Hawksbill Sea Turtle Facts | Anatomy, Diet, Habitat, Behavior

The hawksbill sea turtle (Eretmochelys imbricata) is a sea turtle that is widely distributed in the Indian, Atlantic, and Pacific Oceans. It is thought to occur in the shallow lagoons or coral reefs where the turtle spends much of its daytime. The sea turtle rarely goes into the open water; it largely prefers shallow waters. Hawksbill turtles feed on sea sponges.

Hawksbill Sea Turtle Facts


  • Like most other marine turtles, hawksbill sea turtles also possess compressed body along with the limbs that seems more like flippers.
  • The length of the adult sea turtles grows about 1 m (3 ft) and they weigh up to 80 kg (180 lb).
  • The background of the turtle’s shell is all patterned and there are light and dark streaks on it.
  • Unlike other species, hawksbill turtle possesses hooked beak. They have sharp claws on each of the arms.
  • The hawksbill’s carapace is 1 m (3 ft) long.
  • They are able to crawl on land.

See also: Sea Turtle Facts For Kids

hawksbill sea turtle facts
Hawksbill Sea Turtle ©mpo.photoshelter.com

Geographic Range

  • Hawksbill sea turtles occur in the Pacific, Indian, and Atlantic oceans. They are likely to make habitats in tropical reefs. imbricata is thought to survive in the warm tropical waters.
  • Their range includes Gulf of Mexico, southern Florida, Long Island Sound, Massachusetts, Costa Rica, Puerto Rico, Cuba, Virginia, Japanese Archipelago, northern New Zealand, Great Barrier Reef (Australia), and the Mexican waters.

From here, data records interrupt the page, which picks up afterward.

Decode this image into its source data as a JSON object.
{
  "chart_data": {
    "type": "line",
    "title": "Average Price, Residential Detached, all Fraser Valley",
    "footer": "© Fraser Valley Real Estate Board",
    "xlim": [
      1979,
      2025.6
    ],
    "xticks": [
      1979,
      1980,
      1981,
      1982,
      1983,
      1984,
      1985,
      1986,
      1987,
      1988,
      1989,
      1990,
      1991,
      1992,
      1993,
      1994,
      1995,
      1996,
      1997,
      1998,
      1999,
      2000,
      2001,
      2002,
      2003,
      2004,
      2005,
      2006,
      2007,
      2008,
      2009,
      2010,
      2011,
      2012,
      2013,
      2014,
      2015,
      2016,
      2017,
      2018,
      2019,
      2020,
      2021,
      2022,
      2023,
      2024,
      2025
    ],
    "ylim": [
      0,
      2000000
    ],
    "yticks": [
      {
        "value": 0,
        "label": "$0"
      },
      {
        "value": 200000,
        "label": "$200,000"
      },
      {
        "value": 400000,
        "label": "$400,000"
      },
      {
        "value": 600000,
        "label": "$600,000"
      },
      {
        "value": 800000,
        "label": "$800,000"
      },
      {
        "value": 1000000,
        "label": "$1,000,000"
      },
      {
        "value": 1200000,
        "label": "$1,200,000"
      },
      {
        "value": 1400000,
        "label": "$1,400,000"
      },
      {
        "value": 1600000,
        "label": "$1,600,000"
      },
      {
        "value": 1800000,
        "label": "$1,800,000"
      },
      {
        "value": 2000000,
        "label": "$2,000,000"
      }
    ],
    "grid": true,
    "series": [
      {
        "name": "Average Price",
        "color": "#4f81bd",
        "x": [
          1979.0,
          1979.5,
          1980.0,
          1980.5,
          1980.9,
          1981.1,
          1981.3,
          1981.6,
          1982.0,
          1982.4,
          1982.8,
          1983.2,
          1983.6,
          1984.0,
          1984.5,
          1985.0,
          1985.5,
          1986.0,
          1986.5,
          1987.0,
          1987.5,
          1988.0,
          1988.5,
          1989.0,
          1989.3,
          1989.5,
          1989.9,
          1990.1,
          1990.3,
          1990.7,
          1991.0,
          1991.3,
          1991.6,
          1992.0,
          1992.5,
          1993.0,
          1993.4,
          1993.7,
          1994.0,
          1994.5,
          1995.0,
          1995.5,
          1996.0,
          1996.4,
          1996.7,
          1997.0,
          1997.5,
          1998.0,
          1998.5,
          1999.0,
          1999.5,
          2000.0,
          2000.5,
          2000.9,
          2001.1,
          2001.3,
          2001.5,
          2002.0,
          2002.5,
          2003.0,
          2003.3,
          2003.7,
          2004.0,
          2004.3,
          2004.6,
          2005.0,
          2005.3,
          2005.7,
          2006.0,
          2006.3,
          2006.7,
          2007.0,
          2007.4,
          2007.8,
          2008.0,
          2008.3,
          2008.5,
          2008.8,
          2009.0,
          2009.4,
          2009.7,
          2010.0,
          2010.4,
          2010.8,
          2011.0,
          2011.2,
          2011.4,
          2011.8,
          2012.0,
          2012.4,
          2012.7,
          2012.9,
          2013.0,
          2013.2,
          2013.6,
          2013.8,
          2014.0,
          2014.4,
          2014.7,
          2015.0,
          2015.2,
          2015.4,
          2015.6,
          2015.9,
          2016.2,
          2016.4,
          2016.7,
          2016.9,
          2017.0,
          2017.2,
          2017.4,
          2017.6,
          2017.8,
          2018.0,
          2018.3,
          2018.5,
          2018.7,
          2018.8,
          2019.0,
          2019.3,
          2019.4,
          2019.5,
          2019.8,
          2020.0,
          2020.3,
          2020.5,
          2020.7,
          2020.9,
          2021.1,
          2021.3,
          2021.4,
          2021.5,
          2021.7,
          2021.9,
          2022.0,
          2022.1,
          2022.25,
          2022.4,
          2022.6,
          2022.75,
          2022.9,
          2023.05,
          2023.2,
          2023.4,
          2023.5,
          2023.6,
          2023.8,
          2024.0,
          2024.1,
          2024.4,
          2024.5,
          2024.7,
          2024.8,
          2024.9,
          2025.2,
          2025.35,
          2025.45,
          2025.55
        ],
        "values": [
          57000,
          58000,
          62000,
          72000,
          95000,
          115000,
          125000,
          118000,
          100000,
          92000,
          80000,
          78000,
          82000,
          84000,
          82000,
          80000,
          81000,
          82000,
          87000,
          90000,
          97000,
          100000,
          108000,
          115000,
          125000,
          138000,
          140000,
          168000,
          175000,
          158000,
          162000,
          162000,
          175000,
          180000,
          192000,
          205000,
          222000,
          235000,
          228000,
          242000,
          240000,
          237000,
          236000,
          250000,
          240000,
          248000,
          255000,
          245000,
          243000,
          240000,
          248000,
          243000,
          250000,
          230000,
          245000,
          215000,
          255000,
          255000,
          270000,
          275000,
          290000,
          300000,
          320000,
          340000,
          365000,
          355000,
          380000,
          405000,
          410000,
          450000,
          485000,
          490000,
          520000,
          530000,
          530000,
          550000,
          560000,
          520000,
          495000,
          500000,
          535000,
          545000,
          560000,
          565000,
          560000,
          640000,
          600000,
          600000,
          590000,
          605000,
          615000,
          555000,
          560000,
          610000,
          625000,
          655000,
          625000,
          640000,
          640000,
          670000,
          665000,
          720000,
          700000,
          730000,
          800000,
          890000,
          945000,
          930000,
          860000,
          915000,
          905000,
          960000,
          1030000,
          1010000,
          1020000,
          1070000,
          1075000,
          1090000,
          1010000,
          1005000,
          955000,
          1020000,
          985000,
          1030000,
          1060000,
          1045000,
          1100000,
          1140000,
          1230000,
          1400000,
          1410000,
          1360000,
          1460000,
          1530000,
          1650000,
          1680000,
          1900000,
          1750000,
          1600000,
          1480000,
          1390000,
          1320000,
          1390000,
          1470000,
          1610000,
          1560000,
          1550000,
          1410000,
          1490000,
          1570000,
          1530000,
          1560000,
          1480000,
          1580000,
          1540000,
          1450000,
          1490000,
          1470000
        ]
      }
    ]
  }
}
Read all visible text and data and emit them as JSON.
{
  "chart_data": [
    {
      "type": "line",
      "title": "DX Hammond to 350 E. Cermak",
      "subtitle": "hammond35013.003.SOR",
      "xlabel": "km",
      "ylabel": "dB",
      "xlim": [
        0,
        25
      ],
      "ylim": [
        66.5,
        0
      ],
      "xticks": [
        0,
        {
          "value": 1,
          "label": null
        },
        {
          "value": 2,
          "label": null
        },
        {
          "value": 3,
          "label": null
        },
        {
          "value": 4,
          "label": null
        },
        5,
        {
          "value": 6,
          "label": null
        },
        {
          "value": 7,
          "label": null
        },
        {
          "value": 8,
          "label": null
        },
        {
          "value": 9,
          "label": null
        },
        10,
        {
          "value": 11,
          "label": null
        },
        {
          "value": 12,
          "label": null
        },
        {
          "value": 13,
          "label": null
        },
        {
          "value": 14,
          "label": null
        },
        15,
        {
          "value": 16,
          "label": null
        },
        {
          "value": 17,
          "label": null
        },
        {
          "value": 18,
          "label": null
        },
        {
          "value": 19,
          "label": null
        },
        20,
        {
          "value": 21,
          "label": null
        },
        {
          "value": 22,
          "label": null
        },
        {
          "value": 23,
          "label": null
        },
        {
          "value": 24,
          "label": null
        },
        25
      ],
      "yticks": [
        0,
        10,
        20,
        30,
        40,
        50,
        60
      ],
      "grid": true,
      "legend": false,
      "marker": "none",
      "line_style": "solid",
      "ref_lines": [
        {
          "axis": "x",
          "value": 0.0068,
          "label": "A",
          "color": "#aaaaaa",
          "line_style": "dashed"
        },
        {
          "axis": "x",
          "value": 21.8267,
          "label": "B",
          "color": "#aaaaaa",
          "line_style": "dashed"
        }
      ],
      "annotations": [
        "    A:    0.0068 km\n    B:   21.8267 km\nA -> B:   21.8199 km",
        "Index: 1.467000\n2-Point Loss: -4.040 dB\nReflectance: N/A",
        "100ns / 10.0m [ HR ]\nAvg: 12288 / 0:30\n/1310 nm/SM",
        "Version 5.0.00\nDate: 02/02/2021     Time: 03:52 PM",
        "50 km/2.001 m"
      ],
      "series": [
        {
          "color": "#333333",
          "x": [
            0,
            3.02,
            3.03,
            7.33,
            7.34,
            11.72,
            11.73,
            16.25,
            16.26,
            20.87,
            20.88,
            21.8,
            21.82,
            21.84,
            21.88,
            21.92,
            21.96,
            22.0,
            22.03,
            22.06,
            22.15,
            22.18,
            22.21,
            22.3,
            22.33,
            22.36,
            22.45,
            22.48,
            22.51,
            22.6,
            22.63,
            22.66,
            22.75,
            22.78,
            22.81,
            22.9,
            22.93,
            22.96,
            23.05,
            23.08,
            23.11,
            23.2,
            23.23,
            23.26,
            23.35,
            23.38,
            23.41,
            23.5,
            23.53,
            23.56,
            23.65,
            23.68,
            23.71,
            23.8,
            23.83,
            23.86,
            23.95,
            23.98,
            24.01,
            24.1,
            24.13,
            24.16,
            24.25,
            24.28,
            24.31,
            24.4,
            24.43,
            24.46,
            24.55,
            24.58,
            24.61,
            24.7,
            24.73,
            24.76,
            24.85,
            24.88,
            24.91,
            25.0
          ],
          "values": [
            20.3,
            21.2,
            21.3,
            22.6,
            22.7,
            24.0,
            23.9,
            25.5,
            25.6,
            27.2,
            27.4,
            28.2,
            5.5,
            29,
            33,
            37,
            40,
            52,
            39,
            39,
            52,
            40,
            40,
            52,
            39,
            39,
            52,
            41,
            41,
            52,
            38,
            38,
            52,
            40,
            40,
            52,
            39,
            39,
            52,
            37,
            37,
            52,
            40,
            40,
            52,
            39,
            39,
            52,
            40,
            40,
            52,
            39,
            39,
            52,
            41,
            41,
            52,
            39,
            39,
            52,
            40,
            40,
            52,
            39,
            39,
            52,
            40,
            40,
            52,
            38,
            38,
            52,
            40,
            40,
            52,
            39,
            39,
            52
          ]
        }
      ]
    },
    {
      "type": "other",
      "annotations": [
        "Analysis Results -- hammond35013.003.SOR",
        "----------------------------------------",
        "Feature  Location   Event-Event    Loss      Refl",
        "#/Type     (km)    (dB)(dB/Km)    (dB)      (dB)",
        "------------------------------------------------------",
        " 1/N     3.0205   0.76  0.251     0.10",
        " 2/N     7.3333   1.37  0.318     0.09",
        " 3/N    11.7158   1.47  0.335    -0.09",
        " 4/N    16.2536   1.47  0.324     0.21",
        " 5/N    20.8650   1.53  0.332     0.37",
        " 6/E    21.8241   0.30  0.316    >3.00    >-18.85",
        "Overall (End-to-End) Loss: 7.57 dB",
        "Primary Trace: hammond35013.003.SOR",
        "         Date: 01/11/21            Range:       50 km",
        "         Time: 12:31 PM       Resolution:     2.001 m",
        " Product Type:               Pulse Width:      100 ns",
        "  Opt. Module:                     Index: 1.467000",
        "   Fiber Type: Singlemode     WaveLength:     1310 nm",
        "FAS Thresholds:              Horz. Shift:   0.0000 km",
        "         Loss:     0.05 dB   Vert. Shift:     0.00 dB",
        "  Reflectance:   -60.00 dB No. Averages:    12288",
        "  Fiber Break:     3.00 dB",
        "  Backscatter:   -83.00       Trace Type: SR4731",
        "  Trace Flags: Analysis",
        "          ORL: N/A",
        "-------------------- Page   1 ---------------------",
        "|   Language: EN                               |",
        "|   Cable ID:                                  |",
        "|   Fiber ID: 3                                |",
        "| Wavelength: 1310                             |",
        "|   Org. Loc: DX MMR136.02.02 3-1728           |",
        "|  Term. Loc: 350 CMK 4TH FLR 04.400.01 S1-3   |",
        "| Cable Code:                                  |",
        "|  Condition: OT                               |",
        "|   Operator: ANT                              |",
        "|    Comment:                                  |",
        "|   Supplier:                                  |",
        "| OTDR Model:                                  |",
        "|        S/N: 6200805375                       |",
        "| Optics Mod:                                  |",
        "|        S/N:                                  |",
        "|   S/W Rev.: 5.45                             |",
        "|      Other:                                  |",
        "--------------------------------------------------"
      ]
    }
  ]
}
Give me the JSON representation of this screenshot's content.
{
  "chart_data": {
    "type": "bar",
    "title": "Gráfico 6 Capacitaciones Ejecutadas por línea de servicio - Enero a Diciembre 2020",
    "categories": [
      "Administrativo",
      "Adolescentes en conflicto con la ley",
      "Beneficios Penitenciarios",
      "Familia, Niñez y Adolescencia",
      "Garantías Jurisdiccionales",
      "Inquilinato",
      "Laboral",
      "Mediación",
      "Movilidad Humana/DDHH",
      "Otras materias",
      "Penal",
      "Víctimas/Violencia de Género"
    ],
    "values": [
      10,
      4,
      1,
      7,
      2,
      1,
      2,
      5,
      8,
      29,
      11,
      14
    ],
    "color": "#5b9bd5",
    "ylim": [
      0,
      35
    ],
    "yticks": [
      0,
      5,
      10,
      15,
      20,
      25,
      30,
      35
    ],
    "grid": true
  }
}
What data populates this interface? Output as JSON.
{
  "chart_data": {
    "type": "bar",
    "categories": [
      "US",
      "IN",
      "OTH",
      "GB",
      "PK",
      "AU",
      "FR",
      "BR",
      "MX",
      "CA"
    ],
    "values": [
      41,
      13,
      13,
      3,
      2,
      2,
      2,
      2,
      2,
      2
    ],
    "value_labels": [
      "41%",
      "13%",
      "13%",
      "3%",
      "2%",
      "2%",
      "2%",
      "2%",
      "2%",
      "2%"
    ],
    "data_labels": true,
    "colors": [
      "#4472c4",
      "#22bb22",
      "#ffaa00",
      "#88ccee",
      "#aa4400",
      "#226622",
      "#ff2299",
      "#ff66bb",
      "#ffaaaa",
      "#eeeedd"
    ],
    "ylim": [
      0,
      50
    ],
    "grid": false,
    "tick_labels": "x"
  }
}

Hawksbill Sea Turtle Habitat

  • They spend much of their time resting in ledges and caves as they fancy making homes in tropical coral reefs.
  • Turtles rarely go more than 65 feet (21 meters) deep into the water.
  • Hawksbills are thought to make homes in a wide variety of habitats such as mangrove swamps, open oceanic waters, and lagoons estuaries.

Feeding Ecology & Diet

  • Hawksbill sea turtles typically feed on sea sponges as well as algae, fish, barnacles, sea grasses, urchins, and crustaceans.
  • Sea sponges make up 90% of the turtle’s diet. However they are almost entirely omnivores. Hawksbill sea turtles eat comb jellies, sea anemones, jellyfish, and cnidarians.
  • Caribbean turtles typically consume the orders of Spirophorida, Hadromerida, and Astrophorida.
  • Prominent among the sponges are Tethya actinia, Spheciospongia vesparium, Aaptos aaptos, and Chondrilla nucula.
  • Turtles are thought to eat up to 1200 lbs (544 kg) per day.
  • They are migratory animals.
hawksbill sea turtle facts
Hawksbill Sea Turtle ©dnr2.maryland.gov

Reproductive Biology

  • Except for breeding season, hawksbill sea turtles live most of their lives alone.
  • After every 2 – 3 years female turtles return to the same nesting sites.
  • Hawksbill sea turtles mate twice a year. They nest on the far off lagoons and islands.
  • The mating occurs April to November but some of the turtles mate from September to February.
  • Florida population lays 140 eggs in one clutch. After every 14-days interval, females lay 3 – 6 clutches each season.
  • Newborn baby turtles weigh up to 24 g (0.85 oz) at birth. These dark-colored babies reach a length of about 2.5 cm (0.98 in).
  • The incubation period lasts about 2 months.
  • They attain maturity at 20 years age.
  • We’re not sure about the average lifespan of hawksbill turtles.
  • Predators of baby turtles are shorebirds and shore crabs. Adults fall prey to octopuses, estuarine crocodiles, sharks, and pelagic fish.